Many of us who take on student loan debt do so believing that we’re making a worthwhile investment in our futures. We assume that we’ll land well-paying jobs right after graduation and be able to pay off our loans in a timely manner. This is, of course, possible – but by no means guaranteed. Take a look these sobering facts:
- Wages have not been up with rising tuition costs. From 2007 to 2015, average student loan balances surged 60% while average pay for recent graduates rose 13%.
- Most of us think we will pay off student loans within ten years, but many Americans take up to 20 years to pay off their loans.
- About 8 million borrowers are currently in default on their student loans.
This is a big deal. Why? Because the implications defaulting on student loans can be pretty severe:
- It can damage your credit score, which sometimes scares off potential employers
- It can damage your ability to rent an apartment or take out a car loan; or set up accounts with utility and cellphone companies
- In some states, student loan borrowers in default can lose their driver’s license.

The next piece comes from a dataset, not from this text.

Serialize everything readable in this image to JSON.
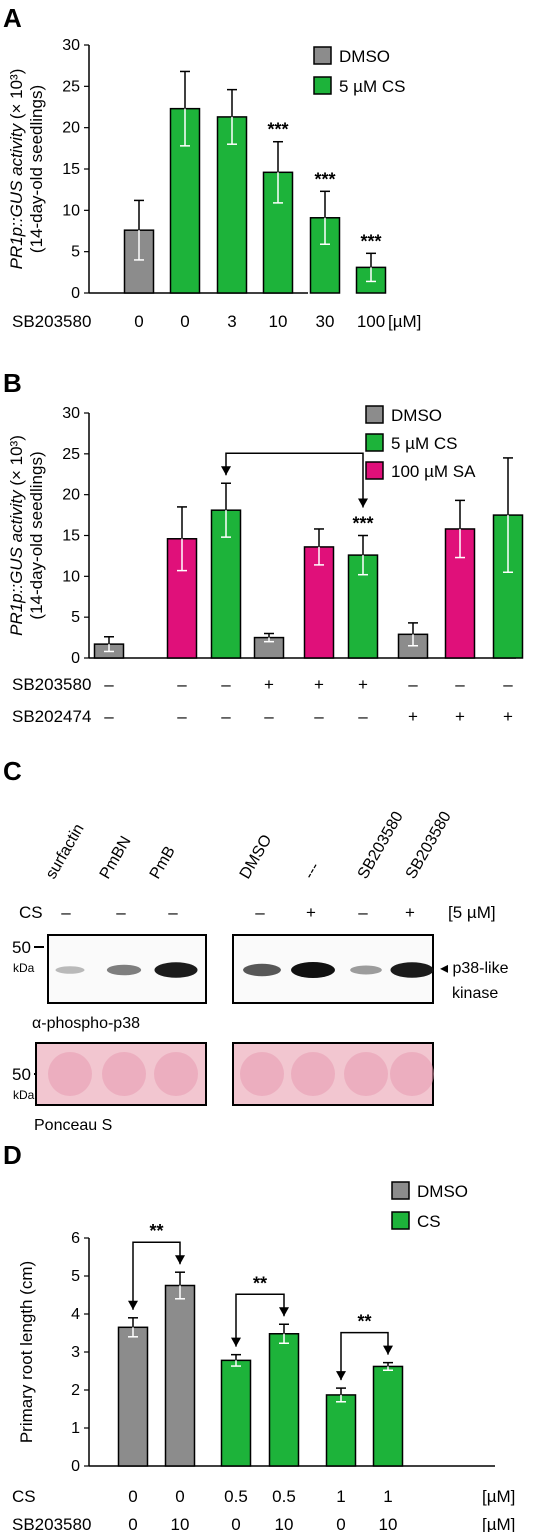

- You get deeper in debt as interest continues to accrue. Loans that go to collections will incur additional collection costs of up to 25% in some states.
- If your federal loans are in default, the government has the power to intercept your tax refund and garnish up to 15% of your wages.
- If private lenders sue for repayment, they may win the right to garnish your wages as well, and they can continue to seek payment indefinitely.
In short, if you have student loan debt, you want to manage it carefully. Ignoring it won’t make it go away – your best chance is to make a plan to deal with it head-on. Your plan may involve taking advantage of any available assistance in consolidating, lowering costs through refinancing, and pursuing loan forgiveness programs. The goal is to pay down your student loan debt while simultaneously saving and strengthening your overall financial picture.
Here are some specific tips for getting it done.
- Get a copy of your credit report. Not sure exactly what outstanding student loans you have? Your credit report details which loans are being reported by which lenders. There are many ways to get a free copy of your credit report online. (Credit Karma is simple to use.) You can also use the National Student Loan Database to track down your loans.
- Debt consolidation for for federal loans. You can consolidate multiple federal student loans into a single direct loan, held by the Education Department. This can simplify your payments and make you eligible for more repayment programs. Information is available at https://studentaid.ed.gov.
- Debt consolidation for private student loans. Consolidate your private student loans by taking out a new loan from a reputable bank. If you meet the criteria, this may or may not save money: it depends on whether the bank offers a lower interest rate on the new loan. Lengthening the repayment term will allow you to lower your monthly payments, but be aware that over the duration of the loan, because of interest paid, you may not save money overall.
- Student loan refinancing. If you have one loan, you may consider trying to refinance the loan. Student loan refinancing works the same as other refinancing, such as a mortgage: based on your credit situation a lender may agree to provide you a new loan with lower interest rates and a longer term to repay the debt. There are also other eligibility criteria that may affect your ability to refinance including the type of degree you have, where you went to school, being a US citizen and more. Whether or not you use their service, sofi.com, offers some good information and tools to help you assess whether refinancing is a good option for you.
- Income-Driven repayment plan (for federal loans only). If you have federal loans, you can bring payments more in line with your income by using one of 4-5 federal repayment plans that limit your payments to 10% of your discretionary income. The newest one is called REPAYE, in which you don’t need to have a certain debt-to-income ratio or to have borrowed at a particular time to qualify. All federal direct loan borrowers can enter REPAYE if they want to. With REPAYE, payments will still be capped at 10 percent of their discretionary income.
- Loan forgiveness for younger public servants and select volunteers (federal loans only). A number of volunteer or service-oriented professional jobs in lower income communities allow eligible borrowers to cancel a chunk of their federal student loans after just a couple of years of service. The programs are available to Peace Corps and AmeriCorps volunteers, to teachers, nurses, doctors, and other young professionals serving communities in need. Find information about programs available to recent grads and young professionals here.
- Loan forgiveness for those who don’t meet the criteria in #6 above. When you simply cannot afford your loan payments, especially in the case of private loans, which don’t offer the same flexible options as federal ones do, consider engaging an attorney who understands how to discharge certain private student loans in bankruptcy. It can be tough to qualify, but not impossible. If that’s not an option, you may be able to try to negotiate a settlement.